Смотри! Румяную розу тоже умертвил ужас, и юноша стоит между двумя белыми невестами. Прочь, прочь! Таков бег мира. О если бы мне можно было трубить и петь!
Теперь труп реет над переулками, и свет фонарей затих на стенах, как будто смерть, шествующая мимо, не хочет будить заснувшую жизнь. Замерзшая почва потрескивает под ногами несущих гроб, это лукавый, тайный гимн в честь невесты. А невесту несут в ее опочивальню.
Поблизости еще поют и буйствуют юноши, расточая свою жизнь, любовь, поэзию в кратком неудержимом опьянении, которое рассеется к утру, когда их деяния, их мечты, их надежды, их желания, все вокруг них отрезвеет и остынет.
В монастыре святой Урсулы поздно ночью было неспокойно. Время от времени колокол бил тихо и глухо, как будто слышался сквозь сон, и в окнах церкви, чьи своды возносились над стенами, часто мелькал необычный, впрочем, быстро гаснущий проблеск. В одиночестве я обошел стену, освященным волшебным поясом опоясывающую святых дев. Вдруг я натолкнулся на человека в плаще — то, что я от него узнал, откладываю на следующую зимнюю ночь, то, что я сделал, принадлежит этой ночи.
Привратник у внешней стены был старый, глубокомысленный человеконенавистник, сердечно преданный мне как предмету, перед которым он может изливать свой гнев, когда заблагорассудится. Я нередко посещал его ночами, чтобы его желчь могла проветриться, и теперь я отправился к нему. Он сидел в своей лачуге при свете лампы в обществе черной птицы, которой натянул на голову колпак, беседуя с нею.

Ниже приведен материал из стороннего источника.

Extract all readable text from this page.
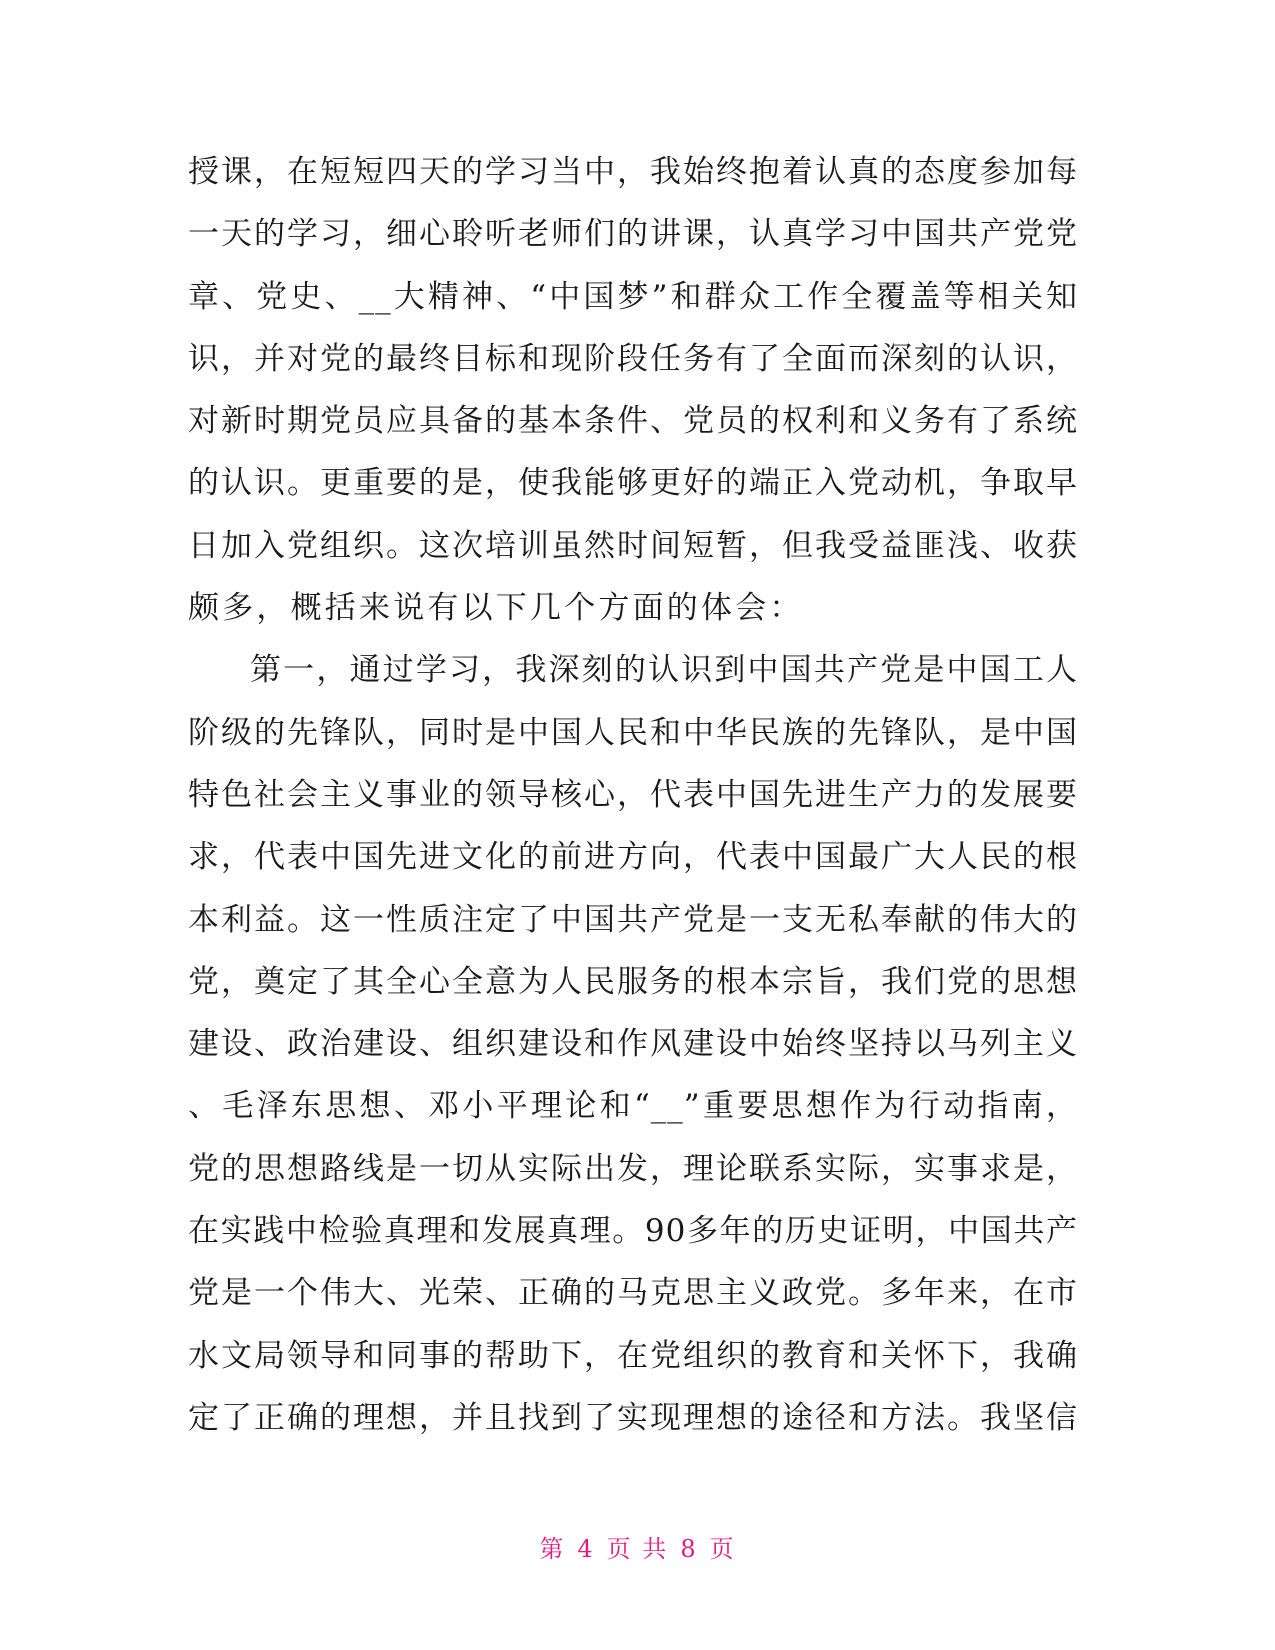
授课，在短短四天的学习当中，我始终抱着认真的态度参加每
一天的学习，细心聆听老师们的讲课，认真学习中国共产党党
章、党史、__大精神、“中国梦”和群众工作全覆盖等相关知
识，并对党的最终目标和现阶段任务有了全面而深刻的认识，
对新时期党员应具备的基本条件、党员的权利和义务有了系统
的认识。更重要的是，使我能够更好的端正入党动机，争取早
日加入党组织。这次培训虽然时间短暂，但我受益匪浅、收获
颇多，概括来说有以下几个方面的体会：
第一，通过学习，我深刻的认识到中国共产党是中国工人
阶级的先锋队，同时是中国人民和中华民族的先锋队，是中国
特色社会主义事业的领导核心，代表中国先进生产力的发展要
求，代表中国先进文化的前进方向，代表中国最广大人民的根
本利益。这一性质注定了中国共产党是一支无私奉献的伟大的
党，奠定了其全心全意为人民服务的根本宗旨，我们党的思想
建设、政治建设、组织建设和作风建设中始终坚持以马列主义
、毛泽东思想、邓小平理论和“__”重要思想作为行动指南，
党的思想路线是一切从实际出发，理论联系实际，实事求是，
在实践中检验真理和发展真理。90多年的历史证明，中国共产
党是一个伟大、光荣、正确的马克思主义政党。多年来，在市
水文局领导和同事的帮助下，在党组织的教育和关怀下，我确
定了正确的理想，并且找到了实现理想的途径和方法。我坚信
第 4 页 共 8 页
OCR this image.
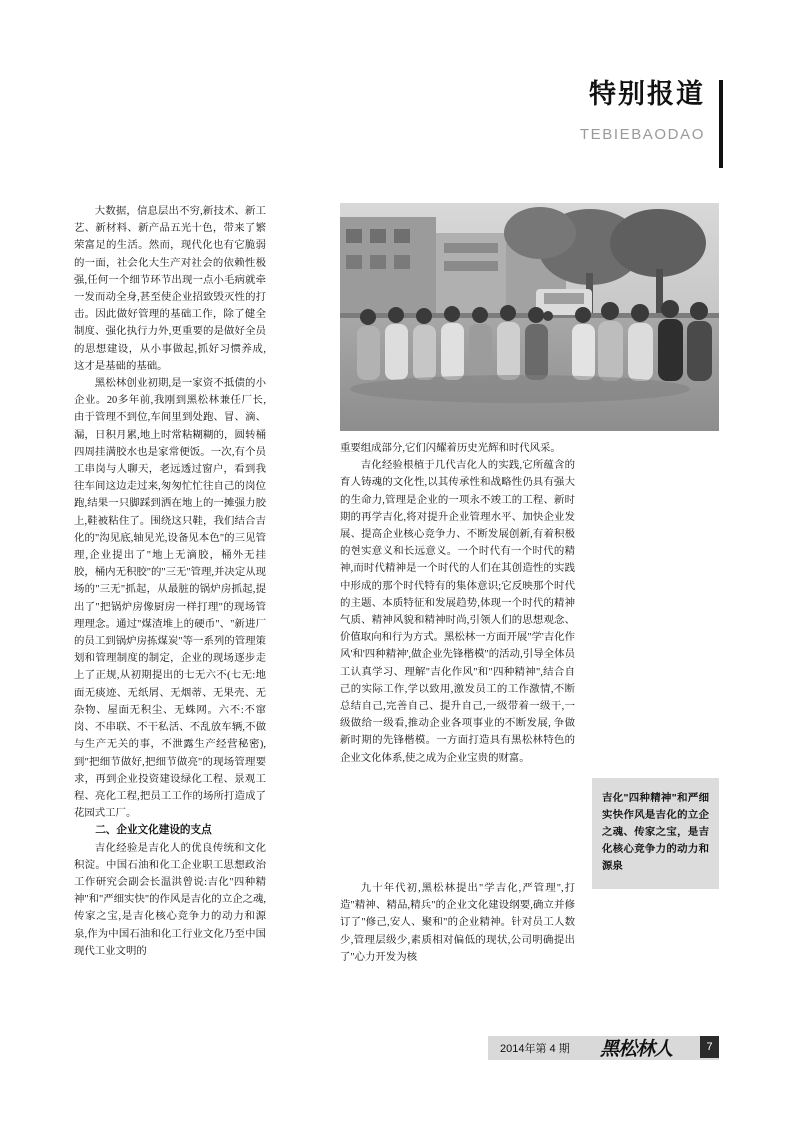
特别报道
TEBIEBAODAO

大数据，信息层出不穷,新技术、新工艺、新材料、新产品五光十色，带来了繁荣富足的生活。然而，现代化也有它脆弱的一面，社会化大生产对社会的依赖性极强,任何一个细节环节出现一点小毛病就牵一发而动全身,甚至使企业招致毁灭性的打击。因此做好管理的基础工作，除了健全制度、强化执行力外,更重要的是做好全员的思想建设，从小事做起,抓好习惯养成,这才是基础的基础。

黑松林创业初期,是一家资不抵债的小企业。20多年前,我刚到黑松林兼任厂长,由于管理不到位,车间里到处跑、冒、滴、漏，日积月累,地上时常粘糊糊的，圆转桶四周挂满胶水也是家常便饭。一次,有个员工串岗与人聊天，老远透过窗户，看到我往车间这边走过来,匆匆忙忙往自己的岗位跑,结果一只脚踩到洒在地上的一摊强力胶上,鞋被粘住了。围绕这只鞋，我们结合吉化的"沟见底,轴见光,设备见本色"的三见管理,企业提出了"地上无滴胶，桶外无挂胶，桶内无积胶"的"三无"管理,并决定从现场的"三无"抓起，从最脏的锅炉房抓起,提出了"把锅炉房像厨房一样打理"的现场管理理念。通过"煤渣堆上的硬币"、"新进厂的员工到锅炉房拣煤炭"等一系列的管理策划和管理制度的制定，企业的现场逐步走上了正规,从初期提出的七无六不(七无:地面无痰迹、无纸屑、无烟蒂、无果壳、无杂物、屋面无积尘、无蛛网。六不:不窜岗、不串联、不干私活、不乱放车辆,不做与生产无关的事，不泄露生产经营秘密),到"把细节做好,把细节做亮"的现场管理要求，再到企业投资建设绿化工程、景观工程、亮化工程,把员工工作的场所打造成了花园式工厂。

二、企业文化建设的支点

吉化经验是吉化人的优良传统和文化积淀。中国石油和化工企业职工思想政治工作研究会副会长温洪曾说:吉化"四种精神"和"严细实快"的作风是吉化的立企之魂,传家之宝,是吉化核心竞争力的动力和源泉,作为中国石油和化工行业文化乃至中国现代工业文明的

重要组成部分,它们闪耀着历史光辉和时代风采。

吉化经验根植于几代吉化人的实践,它所蕴含的育人铸魂的文化性,以其传承性和战略性仍具有强大的生命力,管理是企业的一项永不竣工的工程、新时期的再学吉化,将对提升企业管理水平、加快企业发展、提高企业核心竞争力、不断发展创新,有着积极的현实意义和长远意义。一个时代有一个时代的精神,而时代精神是一个时代的人们在其创造性的实践中形成的那个时代特有的集体意识;它反映那个时代的主题、本质特征和发展趋势,体现一个时代的精神气质、精神风貌和精神时尚,引领人们的思想观念、价值取向和行为方式。黑松林一方面开展"学'吉化作风'和'四种精神',做企业先锋楷模"的活动,引导全体员工认真学习、理解"吉化作风"和"四种精神",结合自己的实际工作,学以致用,激发员工的工作激情,不断总结自己,完善自己、提升自己,一级带着一级干,一级做给一级看,推动企业各项事业的不断发展, 争做新时期的先锋楷模。一方面打造具有黑松林特色的企业文化体系,使之成为企业宝贵的财富。

九十年代初,黑松林提出"学吉化,严管理",打造"精神、精品,精兵"的企业文化建设纲要,确立并修订了"修己,安人、聚和"的企业精神。针对员工人数少,管理层级少,素质相对偏低的现状,公司明确提出了"心力开发为核

吉化"四种精神"和严细实快作风是吉化的立企之魂、传家之宝，是吉化核心竞争力的动力和源泉
2014年第 4 期 黑松林人	7
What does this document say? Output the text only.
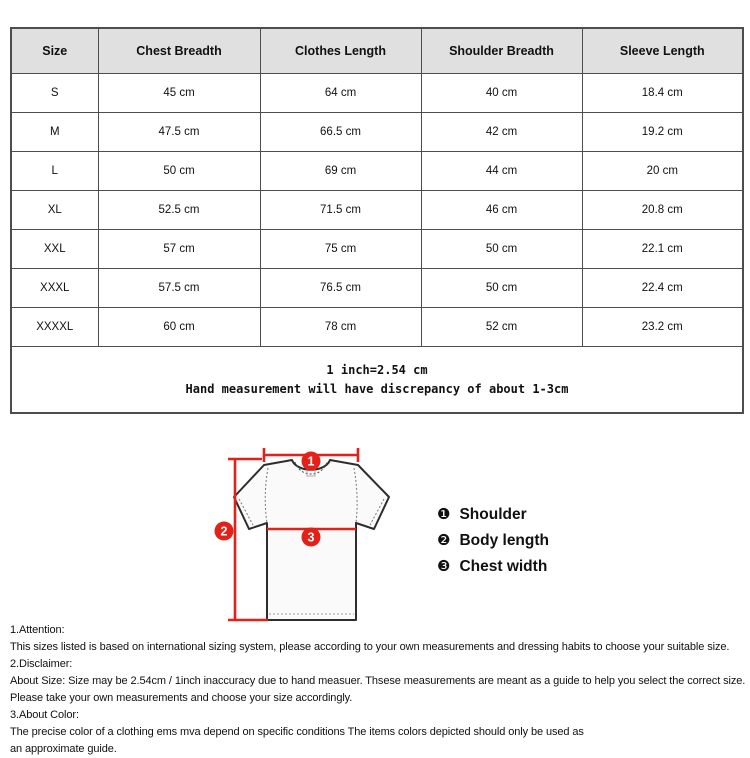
Size	Chest Breadth	Clothes Length	Shoulder Breadth	Sleeve Length
S	45 cm	64 cm	40 cm	18.4 cm
M	47.5 cm	66.5 cm	42 cm	19.2 cm
L	50 cm	69 cm	44 cm	20 cm
XL	52.5 cm	71.5 cm	46 cm	20.8 cm
XXL	57 cm	75 cm	50 cm	22.1 cm
XXXL	57.5 cm	76.5 cm	50 cm	22.4 cm
XXXXL	60 cm	78 cm	52 cm	23.2 cm

1 inch=2.54 cm
Hand measurement will have discrepancy of about 1-3cm				
1
2	3
❶ Shoulder
❷ Body length
❸ Chest width
1.Attention:
This sizes listed is based on international sizing system, please according to your own measurements and dressing habits to choose your suitable size.
2.Disclaimer:
About Size: Size may be 2.54cm / 1inch inaccuracy due to hand measuer. Thsese measurements are meant as a guide to help you select the correct size.
Please take your own measurements and choose your size accordingly.
3.About Color:
The precise color of a clothing ems mva depend on specific conditions The items colors depicted should only be used as
an approximate guide.
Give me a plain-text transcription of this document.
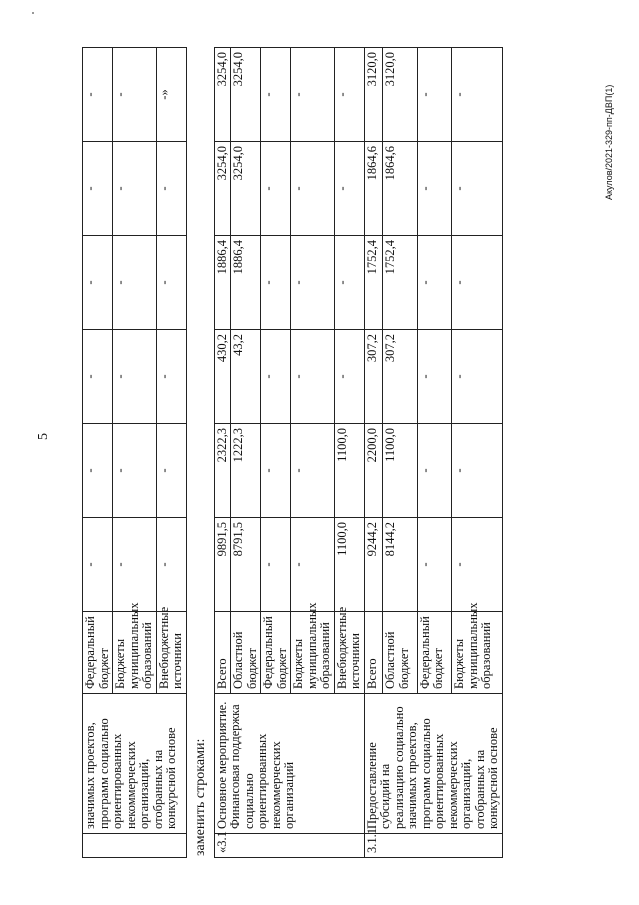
5
Акулов/2021-329-пп-ДВП(1)
	значимых проектов, программ социально ориентированных некоммерческих организаций, отобранных на конкурсной основе	Федеральный бюджет	-	-	-	-	-	-
		Бюджеты муниципальных образований	-	-	-	-	-	-
		Внебюджетные источники	-	-	-	-	-	-»
заменить строками: «3.1	Основное мероприятие. Финансовая поддержка социально ориентированных некоммерческих организаций	Всего	9891,5	2322,3	430,2	1886,4	3254,0	3254,0
		Областной бюджет	8791,5	1222,3	43,2	1886,4	3254,0	3254,0
		Федеральный бюджет	-	-	-	-	-	-
		Бюджеты муниципальных образований	-	-	-	-	-	-
		Внебюджетные источники	1100,0	1100,0	-	-	-	-
3.1.1	Предоставление субсидий на реализацию социально значимых проектов, программ социально ориентированных некоммерческих организаций, отобранных на конкурсной основе	Всего	9244,2	2200,0	307,2	1752,4	1864,6	3120,0
		Областной бюджет	8144,2	1100,0	307,2	1752,4	1864,6	3120,0
		Федеральный бюджет	-	-	-	-	-	-
		Бюджеты муниципальных образований	-	-	-	-	-	-
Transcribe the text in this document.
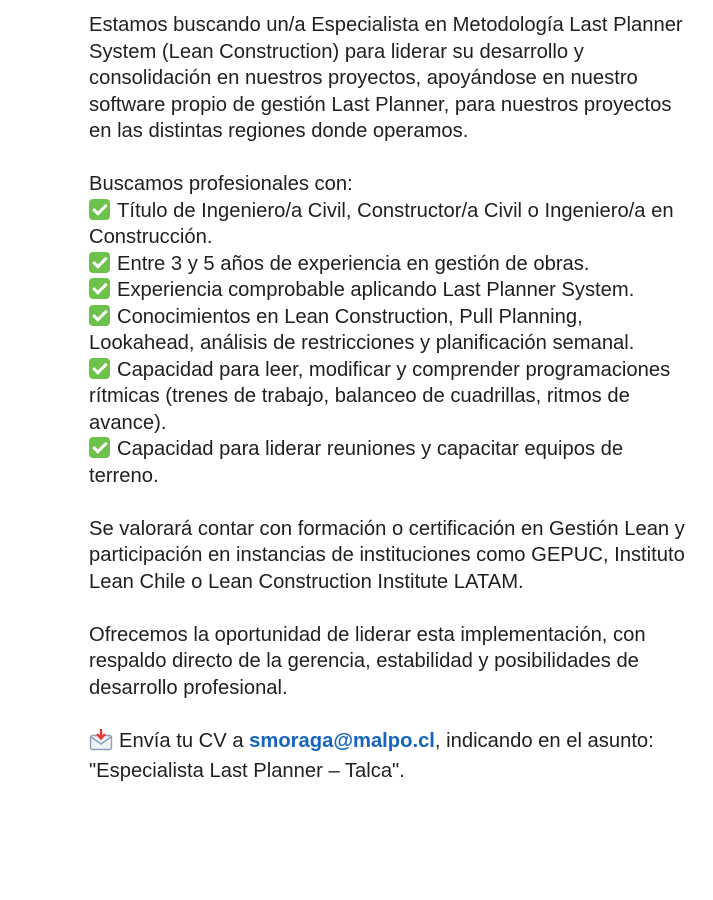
Estamos buscando un/a Especialista en Metodología Last Planner System (Lean Construction) para liderar su desarrollo y consolidación en nuestros proyectos, apoyándose en nuestro software propio de gestión Last Planner, para nuestros proyectos en las distintas regiones donde operamos.

Buscamos profesionales con:
Título de Ingeniero/a Civil, Constructor/a Civil o Ingeniero/a en Construcción.
Entre 3 y 5 años de experiencia en gestión de obras.
Experiencia comprobable aplicando Last Planner System.
Conocimientos en Lean Construction, Pull Planning, Lookahead, análisis de restricciones y planificación semanal.
Capacidad para leer, modificar y comprender programaciones rítmicas (trenes de trabajo, balanceo de cuadrillas, ritmos de avance).
Capacidad para liderar reuniones y capacitar equipos de terreno.

Se valorará contar con formación o certificación en Gestión Lean y participación en instancias de instituciones como GEPUC, Instituto Lean Chile o Lean Construction Institute LATAM.

Ofrecemos la oportunidad de liderar esta implementación, con respaldo directo de la gerencia, estabilidad y posibilidades de desarrollo profesional.

Envía tu CV a smoraga@malpo.cl, indicando en el asunto: "Especialista Last Planner – Talca".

«Знаешь ты существо, — говорил привратник, — чье лицо лукаво смеется, а внешняя личина проливает слезы, существо, поминающее Бога, когда имеет в виду дьявола, таящее внутри ядовитую пыль, как яблоко на Мертвом море, чтобы прельщать своей цветущей, румяной оболочкой, издающее меланхолические звуки с помощью искусно извитого рупора, когда оно вопит в смятении, приветливо улыбающееся, как Сфинкс, лишь затем, чтобы растерзать, обнимающее проникновенно, как змея, лишь затем, чтобы вонзить в грудь ядовитое жало? Что ото за существо, черный?»